Investigating Translational Repression by MicroRNAs in Arabidopsis

Regulation of gene expression by microRNAs (miRNAs) is an important facet of many developmental and physiological processes in both plants and animals. miRNAs are small (∼20 to 24 nucleotides) RNAs that recognize target genes based on sequence complementarity and typically act to repress expression of the target gene, either through cleavage of the target mRNA or translational repression independent of mRNA cleavage. Research to date suggests that most animal miRNAs function by translational repression, whereas most plant miRNAs trigger mRNA cleavage (e.g., Axtell and Bowman, 2008; Mallory and Bouché, 2008). A recent report provided evidence that translational inhibition by miRNAs and other small interfering RNAs in fact is widespread in plants (Brodersen et al., 2008). Now, Lanet et al. (pages 1762–1768) present more direct biochemical evidence for translational repression by miRNAs in Arabidopsis.

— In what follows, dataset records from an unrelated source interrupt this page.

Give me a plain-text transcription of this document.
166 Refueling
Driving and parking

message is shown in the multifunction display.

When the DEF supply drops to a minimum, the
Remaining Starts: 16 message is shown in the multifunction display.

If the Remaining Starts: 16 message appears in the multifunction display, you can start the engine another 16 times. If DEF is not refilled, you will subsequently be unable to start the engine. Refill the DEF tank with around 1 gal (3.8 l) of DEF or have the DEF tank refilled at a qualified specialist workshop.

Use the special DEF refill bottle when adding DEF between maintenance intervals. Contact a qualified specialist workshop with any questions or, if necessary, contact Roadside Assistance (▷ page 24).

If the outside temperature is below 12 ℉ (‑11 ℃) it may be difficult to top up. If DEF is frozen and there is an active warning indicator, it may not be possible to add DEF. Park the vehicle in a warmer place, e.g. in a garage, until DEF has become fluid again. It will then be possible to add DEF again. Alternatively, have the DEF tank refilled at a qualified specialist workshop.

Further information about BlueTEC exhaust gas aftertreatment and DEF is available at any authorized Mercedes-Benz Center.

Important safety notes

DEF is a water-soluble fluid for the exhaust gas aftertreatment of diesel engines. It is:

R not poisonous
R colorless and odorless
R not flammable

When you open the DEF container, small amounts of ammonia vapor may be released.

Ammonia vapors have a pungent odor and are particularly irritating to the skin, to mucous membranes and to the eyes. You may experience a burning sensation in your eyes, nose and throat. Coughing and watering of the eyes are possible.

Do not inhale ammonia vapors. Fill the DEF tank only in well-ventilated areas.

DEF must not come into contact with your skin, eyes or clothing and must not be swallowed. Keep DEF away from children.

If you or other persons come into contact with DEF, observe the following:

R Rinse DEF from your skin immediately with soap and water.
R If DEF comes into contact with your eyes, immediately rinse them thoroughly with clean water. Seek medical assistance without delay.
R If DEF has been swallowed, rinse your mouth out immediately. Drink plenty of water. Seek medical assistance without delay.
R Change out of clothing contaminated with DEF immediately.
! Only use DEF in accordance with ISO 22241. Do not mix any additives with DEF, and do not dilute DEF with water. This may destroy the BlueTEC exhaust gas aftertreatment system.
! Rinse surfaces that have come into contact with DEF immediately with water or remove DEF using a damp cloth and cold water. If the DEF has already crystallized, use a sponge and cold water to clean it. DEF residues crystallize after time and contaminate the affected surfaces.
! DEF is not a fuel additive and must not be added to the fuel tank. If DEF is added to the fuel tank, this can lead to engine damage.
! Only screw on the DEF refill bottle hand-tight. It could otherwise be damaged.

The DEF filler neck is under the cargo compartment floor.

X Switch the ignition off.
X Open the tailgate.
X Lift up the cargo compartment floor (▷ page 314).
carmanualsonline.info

The authors assessed the subcellular distribution of several highly expressed miRNAs using polysome fractionation of cytoplasmic extracts from Arabidopsis seedlings. The results showed that miRNAs are associated with active polysomes via association with their target mRNA. miRNAs are formed by cleavage from longer double-stranded RNA precursor molecules by the action of Dicer-like RNases. Only one strand of the resulting miRNA duplex (termed miR/miR*) is the active, silencing strand, which forms a silencing effector complex with an Argonaute (AGO) protein. The miR* strand does not form part of this complex and does not have silencing activity. For one of the highly expressed miRNAs, miR168, Lanet et al. investigated subcellular localization of the nonactive miR168* strand. In contrast with miR168, miR168* was found only within untranslated cytoplasmic fractions, suggesting that only the active miRNA strand associates with polysomes (see figure). Further experiments suggested that miRNAs targeting translatable mRNAs are more likely to be associated with polysomes than miRNAs targeting noncoding mRNAs. In addition, the AGO1 protein, which associates with many miRNAs and has been implicated in both translational inhibition and mRNA cleavage, was also found to be associated with polysomal fractions.

Figure 1.

Functional microRNAs are associated with polysomes in Arabidopsis. At top, absorbance (OD) at 254 nm is from heavier (left) to lighter (right) fractions of a continuous sucrose gradient. Polysomes (Poly.) are fractions 1 to 3; monosomes (Mono.), fraction 4; and supernatant (SN), fractions 5 and 6. Bottom panels are RNA gel blots from total RNA isolated from each fraction showing that functional miR168 is associated with polysomes, whereas inactive miR168* is not.

The authors next investigated whether the association of miRNAs with polysomes is linked to translational repression, using mutant and transgenic plants with altered AGO1 activity: the ago1-25 mutant that has a point mutation in AGO1 and transgenic plants expressing Cucumber Mosaic Virus 2b protein that specifically inhibits mRNA cleavage activity of AGO1. In the 2b transgenic plants, miRNA-directed mRNA cleavage was lost but translational repression persisted, whereas both activities were lost in the ago1-25 mutant. miR168 association with polysomes was lost in ago1-25 mutants but persisted in 2b overexpressing plants, further indicating that the presence of miRNAs and AGO1 in polysomes is correlated with translational repression.

This work provides biochemical evidence for translational repression as a component in the plant miRNA pathway. As with the work of Brodersen et al. (2008), the results are certain to generate many intriguing questions about the nature of translational repression in plants. For example, what mechanisms discriminate between mRNA cleavage and translational repression, and what other components are involved in each process? What is the importance of translational repression relative to mRNA cleavage in plant development and physiology?